Allemagne: procès pour un attentat islamiste anti-sikh

Trois adolescents ont comparu mercredi dans l'ouest de l'Allemagne pour une attaque aux motivations "islamistes" à l'explosif artisanal, selon l'accusation, qui avait fait trois blessés en avril lors d'un mariage dans un temple sikh.

Tous nés en Allemagne et âgés de 16 ans au moment des faits. Les accusés sont jugés à huis clos pour "tentative de meurtre", "blessures corporelles graves" et "dégradations matérielles" par la chambre des mineurs du tribunal d'Essen, au moins jusqu'au 22 février prochain.

Radicalisés au contact de salafistes, les trois garçons se sont rencontrés sur les réseaux sociaux, rejoignant avec d'autres adolescents un groupe du service de messagerie instantanée WhatsApp qui envisageait le meurtre d'"infidèles", selon les enquêteurs.

L'accusation leur reproche d'avoir fabriqué une bombe artisanale, en plaçant dans un extincteur des produits chimiques commandés sur un site de commerce en ligne.

L'un d'eux est seulement accusé d'avoir pris part à la préparation, mais les deux autres sont soupçonnés d'avoir déclenché la détonation le 16 avril au soir à l'extérieur d'un temple sikh où était célébré un mariage, blessant trois hommes dont un grièvement.

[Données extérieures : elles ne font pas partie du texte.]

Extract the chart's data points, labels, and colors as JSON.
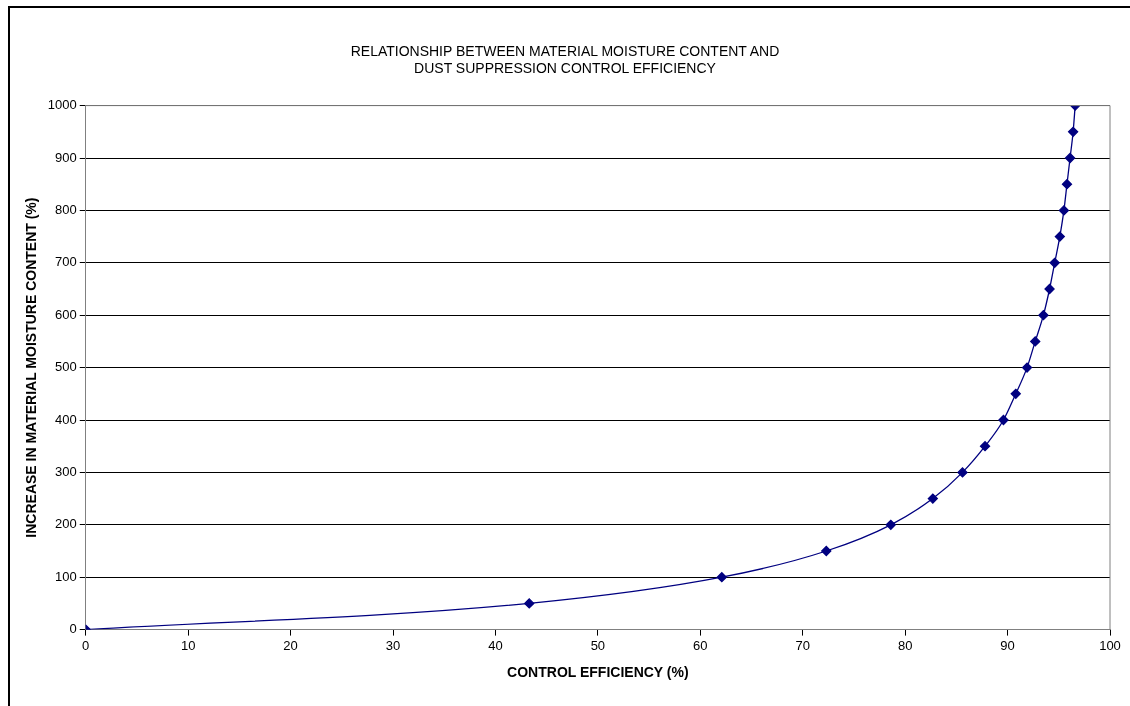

Neriman Yaman, mère de l'un des accusés, Yusuf, a raconté la dérive de son fils et l'aide qu'elle a cherchée auprès des autorités et des mosquées dans un livre, "Mon fils, le salafiste".

Née en Turquie, elle a vu le jeune garçon s'orienter à 14 ans vers une version radicale de l'islam, regarder des prédicateurs arabophones sur Internet, rejoindre un groupe qui distribuait des corans dans la rue, épouser une adolescente couverte d'une burqa, et même suivre en vain un programme de déradicalisation conduit par les services de renseignement.

"En tant que parents, nous étions impuissants", expliquait-elle il y a quelques semaines à la presse. "L'autre côté était plus fort que nous (...) Mon seul réconfort, dans ce grand malheur, est que personne n'ait été tué".